# <font color='#31394d'>k-Means Clustering Practice Exercise</font>

In this notebook, we are going to apply clustering algorithm to identify homogenous groups of customers from the `mall_customer.csv` dataset.

In [None]:
import pandas as pd
import numpy as np
import seaborn as sns
import matplotlib.pyplot as plt

### <font color='#31394d'>Import and Explore the Data</font>

In [None]:
df = pd.read_csv("data/mall_customers.csv")
df.head()

🚀 <font color='#D9C4B1'>Exercise: </font> Explore your data. How large is it? Are there any missing values? What are the data types?

In [None]:
# your code goes here

🚀 <font color='#D9C4B1'>Exercise: </font> The income and spending score columns have pretty awkward names. Rename them as "AnnualIncome" and "SpendingScore", respectively.

In [None]:
# your code goes here

🚀 <font color='#D9C4B1'>Exercise: </font> Visualize the `Age` and `SpendingScore` distinguished by `Gender`.

In [None]:
# your code goes here

### <font color='#31394d'> Apply k-Means Clustering </font>

Let's attempt to identify clusters based on Age and SpendingScore. Using two variables will allow us to visualize the results, but feel free to re-run this with all the continuous variables. K-means clustering is not suitable for categorical variables.

In [None]:
from sklearn.cluster import KMeans

🚀 <font color='#D9C4B1'>Exercise: </font> Have a look at the help for `KMeans`. What do the "init" and "n_init" arguments do?

In [None]:
# your code goes here

Let's perform k-Means clustering with k=4 (no particular reason, just as an example!)...

In [None]:
km = KMeans(n_clusters=4) # K = 4 
km.fit(df[['Age','SpendingScore']])

🚀 <font color='#D9C4B1'>Exercise: </font> What attributes does the `km` object have?

In [None]:
# your code goes here

Let's have a look at cluster centroids:

In [None]:
pd.DataFrame(km.cluster_centers_, columns=['Age','SpendingScore'], index=['Cluster1', 'Cluster2', 'Cluster3', 'Cluster4'])

Let's add a column with the predicted cluster label:

In [None]:
df['Cluster'] = km.labels_ + 1
df.head()

Let's visualize our clusters. Note that we can only do this because this is a toy example with two features (so we can plot them in a 2D space). If we had more than three features, we would not be able to visualize the clusters, but we could still examine the cluster centroids to determine what the clusters represent.

In [None]:
sns.relplot(x="Age", y="SpendingScore", data=df, hue="Cluster")

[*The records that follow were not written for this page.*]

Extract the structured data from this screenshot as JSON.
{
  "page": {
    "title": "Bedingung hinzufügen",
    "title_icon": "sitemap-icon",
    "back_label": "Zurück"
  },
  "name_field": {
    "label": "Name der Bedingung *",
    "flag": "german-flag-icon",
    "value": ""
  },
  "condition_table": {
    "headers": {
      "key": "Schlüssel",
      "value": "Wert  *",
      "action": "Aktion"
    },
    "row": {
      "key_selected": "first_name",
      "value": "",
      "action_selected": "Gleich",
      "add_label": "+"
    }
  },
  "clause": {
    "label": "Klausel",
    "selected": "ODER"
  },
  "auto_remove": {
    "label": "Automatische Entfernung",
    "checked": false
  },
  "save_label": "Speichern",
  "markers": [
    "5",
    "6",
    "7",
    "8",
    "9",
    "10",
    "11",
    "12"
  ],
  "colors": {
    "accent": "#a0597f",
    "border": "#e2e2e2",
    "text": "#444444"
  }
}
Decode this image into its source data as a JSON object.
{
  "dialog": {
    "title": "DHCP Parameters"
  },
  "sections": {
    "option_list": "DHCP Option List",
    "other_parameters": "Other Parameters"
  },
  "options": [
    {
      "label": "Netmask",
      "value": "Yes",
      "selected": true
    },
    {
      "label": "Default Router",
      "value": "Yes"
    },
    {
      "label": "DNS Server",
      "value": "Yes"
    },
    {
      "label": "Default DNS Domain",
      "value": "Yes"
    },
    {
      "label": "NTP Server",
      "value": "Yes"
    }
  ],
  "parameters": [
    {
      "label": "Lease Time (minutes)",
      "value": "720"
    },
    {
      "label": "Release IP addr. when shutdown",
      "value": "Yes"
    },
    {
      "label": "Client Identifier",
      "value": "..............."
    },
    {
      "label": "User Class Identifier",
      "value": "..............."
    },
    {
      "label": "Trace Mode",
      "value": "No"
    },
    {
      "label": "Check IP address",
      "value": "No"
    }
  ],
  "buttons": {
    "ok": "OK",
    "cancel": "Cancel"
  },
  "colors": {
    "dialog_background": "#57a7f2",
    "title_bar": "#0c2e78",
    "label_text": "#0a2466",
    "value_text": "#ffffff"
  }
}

### <font color='#31394d'> Finding the Best k</font>

The `sklearn` `KMeans` method calls the total within-cluster variation "inertia". This is stored as the `inertia_` attribute of the fitted object. Next, we will loop over different values of k, store the inertia and choose the best value of k using the "elbow" method. 

In [None]:
inertia = []
for k in range(1 , 21):
    estimator = KMeans(n_clusters=k)
    estimator.fit(df[['Age','SpendingScore']])
    inertia.append(estimator.inertia_)

In [None]:
inertia

In [None]:
sns.pointplot(x=np.arange(1,21), y=inertia)

🚀 <font color='#D9C4B1'>Exercise: </font> How many clusters would you select? (There is no single "right" answer.)